Türkiye’nin su kaynaklarının kısıtlı olduğu ve yağışların oldukça az görüldüğü kentlerden olan Diyarbakır ve Batman’daki HES projeleri gündem oldu. Sason’da 3 HES; Kulp’ta ise madencilik ve petrol arama, HES ve GES olmak üzere bölgede doğanın tahrip edildiği çok sayıda faaliyet devam ediyor.
Bölgedeki tahribat her geçen gün artarken, halk ve yaşam savunucuları geri dönüşü olmayan büyük bir doğa tahribatı ve ekolojik yıkımla karşı karşıya kaldıklarını söylüyor. Son olarak Zore Çayı üzerinde 2014 yılından bu yana yapılmak istenen Metin Hidroelektrik Santrali (HES) projesinin yıkımı artıracağını belirten halk, projeden vazgeçilmesi çağrısını bir kez daha yineledi.

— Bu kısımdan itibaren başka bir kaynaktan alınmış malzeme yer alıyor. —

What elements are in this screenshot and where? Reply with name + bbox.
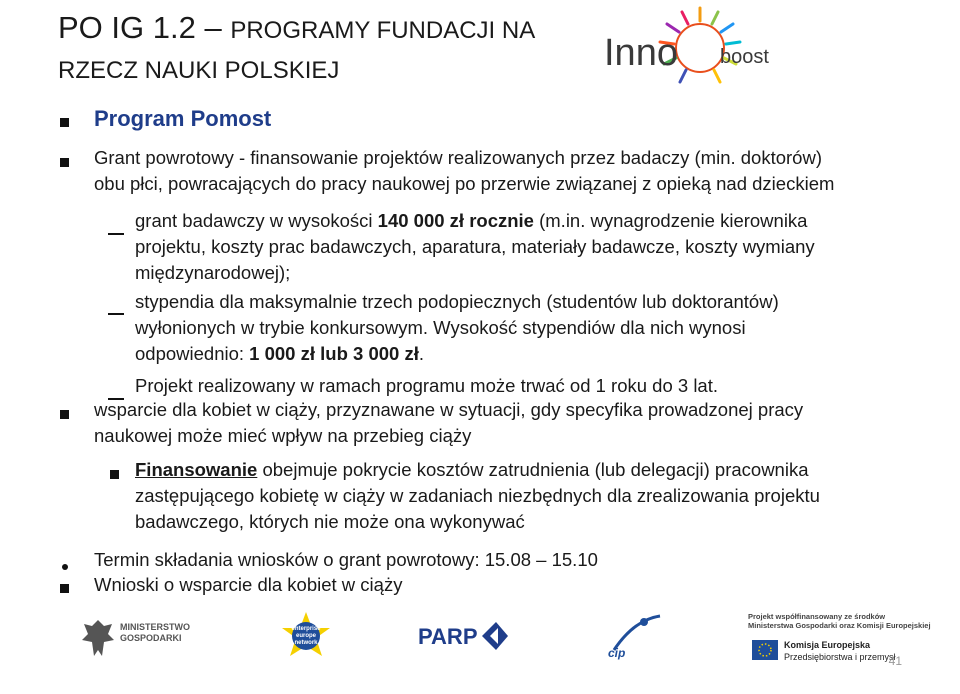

67 bin 450 metrekare alanda yapılması planlanan 11 yıldan fazla zamandır süren HES ısrarı bölgenin hidrolojik, ekolojik ve sosyo-ekonomik yapısı üzerinde ciddi riskler barındırıyor. Çevre Mühendisleri Odası Diyarbakır Şube Eş Başkanı M. Resul Almastaş, HES proje sahasının yer aldığı havzanın, tarımsal üretim, arıcılık faaliyetleri ve endemik türler açısından hassas bir ekosistem niteliğinde olduğuna dikkat çekti.

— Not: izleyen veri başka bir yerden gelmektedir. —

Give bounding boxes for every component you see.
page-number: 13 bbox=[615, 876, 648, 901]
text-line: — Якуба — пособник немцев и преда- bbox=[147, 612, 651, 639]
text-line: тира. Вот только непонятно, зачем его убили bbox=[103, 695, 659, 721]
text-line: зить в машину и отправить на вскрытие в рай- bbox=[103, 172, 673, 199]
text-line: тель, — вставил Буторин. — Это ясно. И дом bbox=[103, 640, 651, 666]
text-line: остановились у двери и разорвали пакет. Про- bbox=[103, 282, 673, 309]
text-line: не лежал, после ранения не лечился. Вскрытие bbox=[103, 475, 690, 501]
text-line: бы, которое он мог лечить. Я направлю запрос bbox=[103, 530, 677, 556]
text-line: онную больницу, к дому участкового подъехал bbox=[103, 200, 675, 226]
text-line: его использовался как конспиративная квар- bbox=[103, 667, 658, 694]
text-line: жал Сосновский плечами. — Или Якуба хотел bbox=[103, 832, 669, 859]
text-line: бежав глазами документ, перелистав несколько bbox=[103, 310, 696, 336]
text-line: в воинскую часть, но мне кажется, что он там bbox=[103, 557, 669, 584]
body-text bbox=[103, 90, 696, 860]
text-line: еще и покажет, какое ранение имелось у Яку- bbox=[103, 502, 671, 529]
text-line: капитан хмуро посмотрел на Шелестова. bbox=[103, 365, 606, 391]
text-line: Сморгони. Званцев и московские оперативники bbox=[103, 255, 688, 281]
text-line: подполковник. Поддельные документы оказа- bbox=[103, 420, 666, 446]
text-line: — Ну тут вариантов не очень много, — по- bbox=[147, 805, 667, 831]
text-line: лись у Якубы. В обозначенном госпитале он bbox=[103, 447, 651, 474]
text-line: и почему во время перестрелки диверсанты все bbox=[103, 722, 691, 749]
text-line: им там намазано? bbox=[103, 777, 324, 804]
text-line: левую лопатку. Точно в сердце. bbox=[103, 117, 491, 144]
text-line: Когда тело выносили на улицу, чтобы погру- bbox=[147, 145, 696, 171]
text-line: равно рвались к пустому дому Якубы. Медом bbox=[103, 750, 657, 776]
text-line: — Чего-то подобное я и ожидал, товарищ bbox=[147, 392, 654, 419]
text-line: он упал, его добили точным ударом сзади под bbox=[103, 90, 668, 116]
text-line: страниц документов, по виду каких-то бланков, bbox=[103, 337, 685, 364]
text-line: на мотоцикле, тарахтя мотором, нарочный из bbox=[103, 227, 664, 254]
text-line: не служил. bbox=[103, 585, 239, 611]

Bölgede başlıca tarımsal faaliyetler arasında sebze ve meyve yetiştiriciliği, sınırlı ölçekte tütün ve tahıl üretimi ile küçükbaş hayvancılığının yer aldığını ifade eden Almastaş “Ayrıca bölgenin zengin florası, arıcılık faaliyetleri için yüksek verim potansiyeli sunmaktadır. Bu üretim faaliyetlerinin tamamı, akarsu rejimi ve mikroklimatik koşullarla doğrudan ilişkilidir” diye konuştu.

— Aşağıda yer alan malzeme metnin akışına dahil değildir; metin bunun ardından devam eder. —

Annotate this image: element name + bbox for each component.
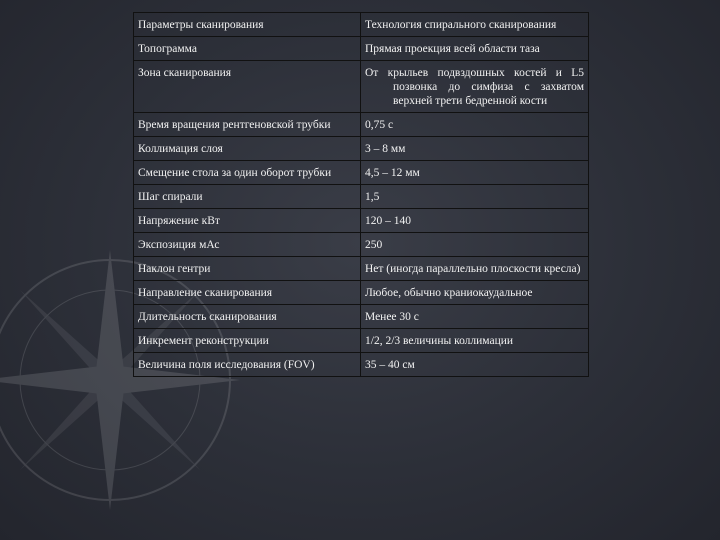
- value-cell: [361, 305, 589, 329]
- param-text: Инкремент реконструкции: [138, 335, 269, 347]
- value-text: Любое, обычно краниокаудальное: [365, 287, 533, 299]
- value-text: Прямая проекция всей области таза: [365, 43, 540, 55]
- param-text: Коллимация слоя: [138, 143, 223, 155]
- value-cell: [361, 185, 589, 209]
- table-row: [134, 161, 589, 185]
- value-cell: [361, 113, 589, 137]
- value-text: 1/2, 2/3 величины коллимации: [365, 335, 514, 347]
- value-cell: [361, 13, 589, 37]
- value-cell: [361, 161, 589, 185]
- param-text: Время вращения рентгеновской трубки: [138, 119, 331, 131]
- param-text: Шаг спирали: [138, 191, 203, 203]
- scan-parameters-table: [133, 12, 589, 377]
- value-text: 1,5: [365, 191, 380, 203]
- param-cell: [134, 353, 361, 377]
- param-text: Напряжение кВт: [138, 215, 220, 227]
- value-cell: [361, 137, 589, 161]
- param-text: Длительность сканирования: [138, 311, 277, 323]
- table-row: [134, 233, 589, 257]
- value-text: Менее 30 с: [365, 311, 419, 323]
- table-row: [134, 61, 589, 113]
- param-text: Зона сканирования: [138, 67, 232, 79]
- param-cell: [134, 13, 361, 37]
- param-cell: [134, 61, 361, 113]
- param-cell: [134, 305, 361, 329]
- value-cell: [361, 329, 589, 353]
- param-text: Экспозиция мАс: [138, 239, 220, 251]
- table-row: [134, 37, 589, 61]
- table-row: [134, 13, 589, 37]
- table-row: [134, 209, 589, 233]
- value-text: Нет (иногда параллельно плоскости кресла): [365, 263, 581, 275]
- param-cell: [134, 233, 361, 257]
- param-cell: [134, 257, 361, 281]
- value-cell: [361, 233, 589, 257]
- value-text: 250: [365, 239, 383, 251]
- value-cell: [361, 61, 589, 113]
- value-cell: [361, 37, 589, 61]
- value-text: От крыльев подвздошных костей и L5 позвонка до симфиза с захватом верхней трети бедренной кости: [365, 67, 584, 107]
- value-text: 120 – 140: [365, 215, 411, 227]
- value-cell: [361, 353, 589, 377]
- param-cell: [134, 209, 361, 233]
- value-text: 4,5 – 12 мм: [365, 167, 420, 179]
- value-text: 3 – 8 мм: [365, 143, 406, 155]
- value-cell: [361, 281, 589, 305]
- value-cell: [361, 209, 589, 233]
- param-text: Величина поля исследования (FOV): [138, 359, 315, 371]
- table-row: [134, 329, 589, 353]
- param-text: Параметры сканирования: [138, 19, 264, 31]
- param-cell: [134, 185, 361, 209]
- table-row: [134, 113, 589, 137]
- value-text: 35 – 40 см: [365, 359, 415, 371]
- param-text: Топограмма: [138, 43, 197, 55]
- param-text: Наклон гентри: [138, 263, 211, 275]
- table-row: [134, 185, 589, 209]
- param-cell: [134, 37, 361, 61]
- value-text: Технология спирального сканирования: [365, 19, 557, 31]
- param-cell: [134, 137, 361, 161]
- param-cell: [134, 329, 361, 353]
- param-cell: [134, 161, 361, 185]
- value-cell: [361, 257, 589, 281]
- scan-parameters-table-container: [133, 12, 588, 377]
- table-row: [134, 137, 589, 161]
- table-row: [134, 257, 589, 281]
- param-cell: [134, 113, 361, 137]
- value-text: 0,75 с: [365, 119, 394, 131]
- table-row: [134, 281, 589, 305]
- table-row: [134, 353, 589, 377]
- param-text: Направление сканирования: [138, 287, 273, 299]
- table-row: [134, 305, 589, 329]
- param-text: Смещение стола за один оборот трубки: [138, 167, 332, 179]
- param-cell: [134, 281, 361, 305]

Almastaş, HES’in inşası ve işletmeye alınmasıyla birlikte suyun doğal akış rejiminin ciddi şekilde değişeceğini; derelerin belirli bölümlerinde suyun tünellere alınması, yatağın kuruması veya debinin minimum seviyelere düşmesine yol açacağını vurguladı. “Bu durum, tarımsal sulama imkânlarını kısıtlayacak, toprak nem dengesini bozacak ve ürün verimliliğini düşürecektir” diyen Almastaş, aynı zamanda sucul ekosistemler üzerinde de baskı oluşacağını, balıkların göç yollarının kesileceğini ve popülasyon kayıplarının yaşanacağını söyledi.